South Carolina would retake the lead on Justin McKie's three-pointer to make it 60-59 with 3:53 to play, but four unanswered points by Carrington; whose 21 markers led all scorers, put the Pirates ahead with a cushion that soon stretched to four on a Rodriguez free throw. The Gamecocks tied the score again with a jumper by Maik Kotsar and two McKie foul shots before Rodriguez drove inside with the last of his 16 points to put Seton Hall ahead for good, giving the reigning Big East champions just enough to close out their fifth consecutive win at the "World's Most Famous Arena."
Two more Pirates posted double-figure scoring totals, as Powell poured in 11 points off the bench and Angel Delgado added his sixth double-double of the season, posting 13 points and 12 rebounds. Seton Hall is 6-0 when Delgado records a double-double.
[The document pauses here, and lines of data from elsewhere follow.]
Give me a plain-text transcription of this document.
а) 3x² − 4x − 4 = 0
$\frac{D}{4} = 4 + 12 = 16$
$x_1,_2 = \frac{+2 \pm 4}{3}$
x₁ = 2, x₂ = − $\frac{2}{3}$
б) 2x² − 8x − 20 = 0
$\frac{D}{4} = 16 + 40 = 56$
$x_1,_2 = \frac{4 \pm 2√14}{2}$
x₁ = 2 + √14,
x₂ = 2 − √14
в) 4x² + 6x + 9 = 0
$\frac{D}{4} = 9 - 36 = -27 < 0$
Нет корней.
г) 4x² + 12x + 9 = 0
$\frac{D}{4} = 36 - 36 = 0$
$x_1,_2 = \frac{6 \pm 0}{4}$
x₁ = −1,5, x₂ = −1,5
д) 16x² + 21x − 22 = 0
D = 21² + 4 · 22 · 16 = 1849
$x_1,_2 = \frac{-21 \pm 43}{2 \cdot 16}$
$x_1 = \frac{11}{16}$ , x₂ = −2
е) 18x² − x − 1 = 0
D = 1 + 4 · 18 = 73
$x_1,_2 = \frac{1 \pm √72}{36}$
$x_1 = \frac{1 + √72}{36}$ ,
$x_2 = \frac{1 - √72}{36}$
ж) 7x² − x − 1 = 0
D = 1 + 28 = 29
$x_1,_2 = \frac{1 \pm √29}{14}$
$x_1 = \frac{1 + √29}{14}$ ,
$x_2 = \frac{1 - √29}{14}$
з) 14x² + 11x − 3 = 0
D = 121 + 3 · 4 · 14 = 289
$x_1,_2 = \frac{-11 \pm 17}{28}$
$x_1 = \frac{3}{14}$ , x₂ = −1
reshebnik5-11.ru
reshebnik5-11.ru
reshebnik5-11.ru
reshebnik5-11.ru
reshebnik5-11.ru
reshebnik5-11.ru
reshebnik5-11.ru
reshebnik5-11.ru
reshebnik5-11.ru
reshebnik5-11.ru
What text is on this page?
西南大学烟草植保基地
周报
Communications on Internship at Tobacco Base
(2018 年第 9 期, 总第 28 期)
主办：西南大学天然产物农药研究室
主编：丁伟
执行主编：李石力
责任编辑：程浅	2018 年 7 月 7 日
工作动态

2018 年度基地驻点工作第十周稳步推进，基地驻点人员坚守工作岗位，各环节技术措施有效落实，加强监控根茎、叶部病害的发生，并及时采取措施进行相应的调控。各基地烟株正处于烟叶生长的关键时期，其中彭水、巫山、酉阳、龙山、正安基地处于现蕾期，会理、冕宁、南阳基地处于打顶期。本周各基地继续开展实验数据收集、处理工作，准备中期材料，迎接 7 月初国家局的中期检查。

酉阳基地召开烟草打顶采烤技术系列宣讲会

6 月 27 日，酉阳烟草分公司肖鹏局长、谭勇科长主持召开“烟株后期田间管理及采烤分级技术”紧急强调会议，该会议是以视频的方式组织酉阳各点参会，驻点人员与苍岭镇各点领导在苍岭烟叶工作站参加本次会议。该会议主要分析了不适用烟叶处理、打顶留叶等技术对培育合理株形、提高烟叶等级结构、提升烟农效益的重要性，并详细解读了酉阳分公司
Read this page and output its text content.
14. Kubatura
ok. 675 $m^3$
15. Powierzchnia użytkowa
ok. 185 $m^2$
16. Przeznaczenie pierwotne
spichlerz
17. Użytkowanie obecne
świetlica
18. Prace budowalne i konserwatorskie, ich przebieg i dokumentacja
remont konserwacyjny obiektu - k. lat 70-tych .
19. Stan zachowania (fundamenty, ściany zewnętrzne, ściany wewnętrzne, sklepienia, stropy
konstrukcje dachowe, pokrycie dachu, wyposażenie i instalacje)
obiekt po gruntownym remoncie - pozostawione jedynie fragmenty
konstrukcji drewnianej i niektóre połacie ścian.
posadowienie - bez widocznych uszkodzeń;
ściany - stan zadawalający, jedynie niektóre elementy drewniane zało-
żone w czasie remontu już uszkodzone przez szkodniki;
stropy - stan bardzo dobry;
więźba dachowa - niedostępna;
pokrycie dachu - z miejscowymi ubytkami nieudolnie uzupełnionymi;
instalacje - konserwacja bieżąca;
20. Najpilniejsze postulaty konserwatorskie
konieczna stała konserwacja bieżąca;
Playing the role of unsung hero once again was Ismael Sanogo, who only scored two points but set a career-high in rebounds, pulling down a dozen boards and was responsible for arguably the biggest shift of the final stanza.
"You don't see a lot of what he does in the stat sheets, but he guarded Dozier the last nine minutes of the game," said Willard of Sanogo. "Dozier was killing us, we switched Ish on him and he shut him down for the most part."
Seton Hall takes the floor in their penultimate non-conference contest on Saturday, welcoming Delaware to the Prudential Center. Until then, they return home with a statement victory, one that will undoubtedly resonate come Selection Sunday.
"It's kind of embedded in our brain that wins like this travel," said Carrington of the magnitude of Monday night's victory. "At the end of the year, when March comes along and the committee's watching, games like that and wins go a long way."